Escabeche**** * (Aug. 6)
Escabeche, 6 Picton St., Niagara-on-the-Lake, Ont. (888-669-5566). In the newly renovated Prince of Wales Hotel, a visual and culinary production. The Edwardian decor is complete to the last tassel. Over the top? You betcha. Also great fun (and expensive).
Linguine's ***(July 30)
Linguine's, 5380 Genesee St., Lancaster (683-6542). Just a little Italian restaurant behind a gas station. This cute and busy place features hearty home-style food.
Murphy Orchards Tea Room ***(July 23)
Murphy Orchards Tea Room, 2402 McClew Road, Burt (778-7926). Handsome old house in the middle of farm country. Beautiful views. Tea and lunch only.
Wilson House ** (July 23)
Wilson House, 300 Lake St., Wilson (751-9888). A Niagara County landmark, located in a historic house near Lake Ontario right in the center of the fruit belt.
Pettibones Grille ** 1/2 (July 16)
Pettibones Grille, Swan and Washington streets (846-2100).

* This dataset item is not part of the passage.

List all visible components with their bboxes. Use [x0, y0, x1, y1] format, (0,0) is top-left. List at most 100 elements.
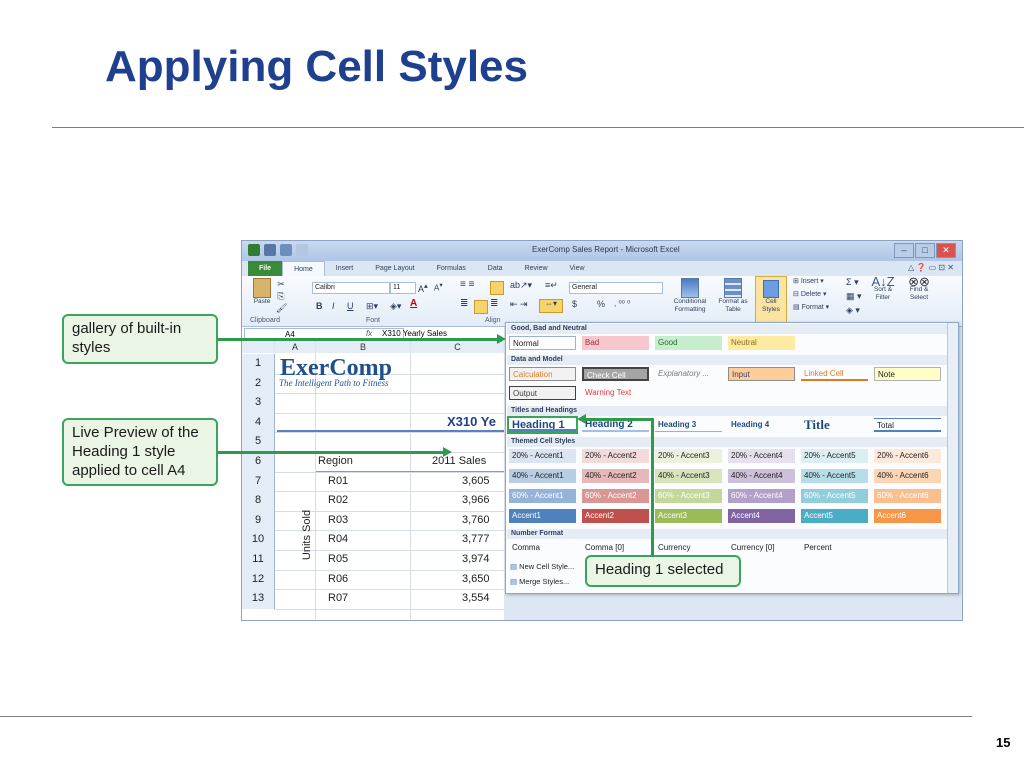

In Dunn Tire Park with a view of the baseball diamond, this restaurant is now basically a bar and lunch place. The Hall of Fame Bistro menu section features stick-to-the-ribs sandwiches, named for local baseball greats.

THE A TRAIN ** 1/2
1412 Main St. (883-5926). It calls itself an "eatery and beverage establishment," and this new restaurant offers an extensive menu of upscale soul food. The handsome surroundings are more than comfortable; the place really bustles. Credit cards: American Express, Visa, MasterCard.

BEST DISH: The vegetables.

NEEDS WORK: Peach Cobbler.

PRICE RANGE: Dinners from $10.95 include two sides.

SERVICE: Very good.

HOURS: Lunch, Mon. through Fri. Dinner, Mon. through Sat. until 11. Late-night menu.

HEALTH-CONSCIOUS CHOICES: Grilled Catfish; "Swamp Thing."

WHEELCHAIR ACCESS: Yes.

PARKING: In the lot.

KID APPEAL: Older children will like.
Addresses and telephone numbers of restaurants reviewed during the past two months may be obtained by calling 849-4070.
KEY: FAIR, GOOD, VERY GOOD, EXCELLENT, EXTRAORDINARY. Stars are awarded for the quality of the food only.